City Profile - Redwood City


The City of Redwood City is a San Francisco Bay Area community located in the heart of Silicon Valley, the technology-rich region extending from the San Francisco Peninsula to the foothills of the Santa Cruz Mountains. 

Redwood City is the third largest city within the County of San Mateo, with 82,881 residents. The city enjoys an average of 255 sunny days a year, which it boasts via the city slogan: “Climate Best by Government Test”. Incorporated in 1867, Redwood City is home to the San Mateo County History Museum (located in the county’s old courthouse) and the only active deep water port within the south bay of San Francisco.

The city’s vibrant downtown, quickly becoming known as the entertainment hub of the San Francisco Peninsula, offers residents, visitors,and businesses a unique retail, entertainment, and restaurant experience.

Redwood City is rich in history and local lore. As the oldest city on the San Francisco Peninsula, Redwood City has a long and varied history. Originally a port town during the Gold Rush, Redwood City became the County Seat of the newly formed San Mateo County in 1856. Downtown grew into a vital center for commerce, government, and manufacturing in the early 20th Century, before declining in the 1960s and 1970s. During the late 1900s and early 2000s Downtown Redwood City began revitalizing, and this revitalization continues today.

The land that eventually became Downtown Redwood City was once part of a vast Spanish rancho owned by the Arguello family, which was used for grazing cattle and horses and for providing missions in the area with supplies of food and animal hides. When California became part of the United States, the redwoods in the Santa Cruz Mountains were logged for use in construction to the north in rapidly growing San Francisco. Initially, the logs, cut from the redwood forests along the peninsula skyline, were dragged overland by oxen teams. Soon, however, a deep-water channel off the bay was discovered in what is now Downtown Redwood City. A wharf or “embarcadero” was established at the point furthest inland which was still navigable for shipping lumber to San Francisco. The availability of water transport greatly increased the efficiency of the lumber trade. A small village consisting of the homes of laborers connected with the redwood trade and supporting business sprang up around the wharf.

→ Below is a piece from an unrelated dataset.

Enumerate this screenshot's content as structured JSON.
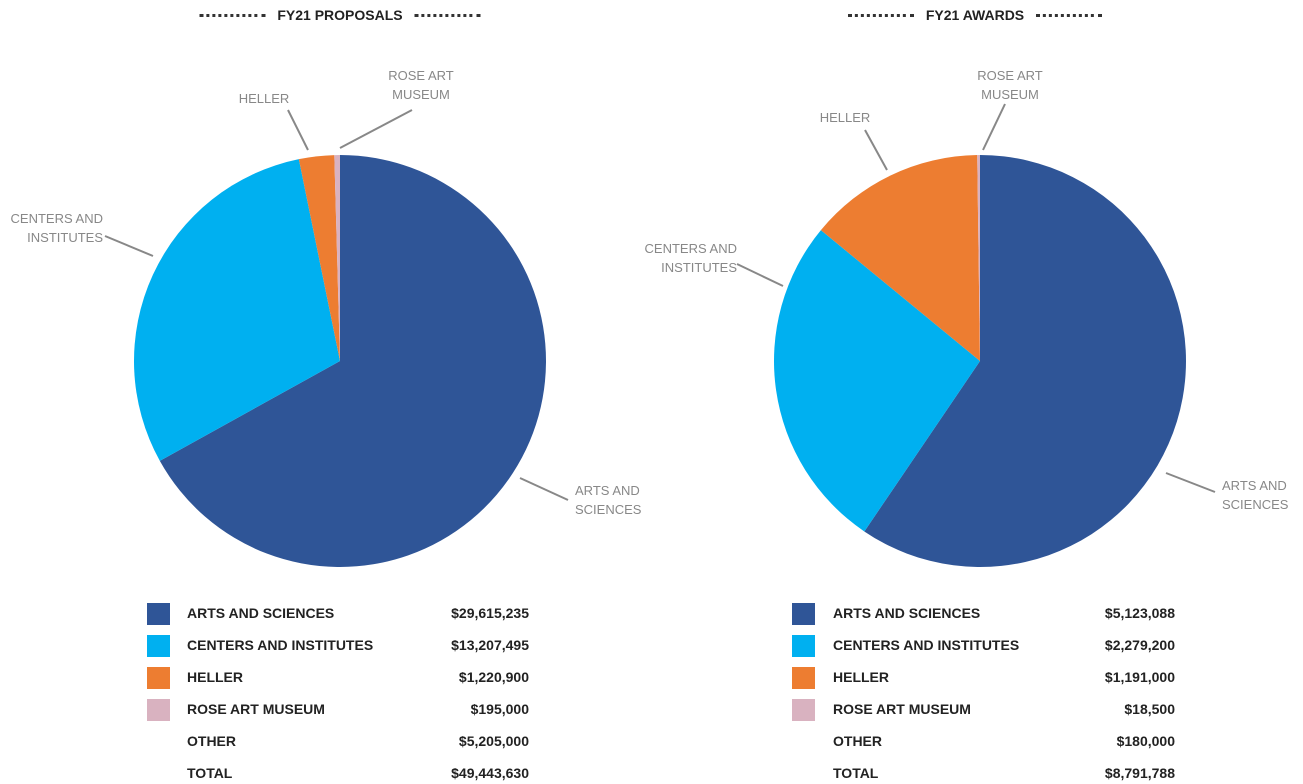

Redwood City exploded in population following World War II. The town expanded outward, annexing territory toward the Bay and inland toward the Santa Cruz Mountains San Mateo County grew rapidly in population, and the county government built many large institutional buildings in the Downtown area. As regional shopping malls, freeways, and suburban sprawl siphoned energy away from Downtown, the area stagnated and declined. During this period, many historic buildings fell into disrepair or were lost altogether. Today the Historic Courthouse is beautifully restored and is the center of community life, bridging a proud past with a promising future.

Some data on Redwood City:
  • Year Incorporated: 1867
  • Size: Approximately 19 square miles (excluding Bay)
  • Weather: Average year round high temperature 58°-84°F, Average year round low temperature 38°-54°F
  • Demographics: Population 76,815, Median Age 35.5, Persons per Household 3.26, Bachelor’s Degree or Higher 42.7% (+/- 3.5%)
  • Housing: Median Household Income $77,561, Median Home Price $764,500, Number of Housing Units 29,167, Owner Occupied 14,160, Renter Occupied 13,797.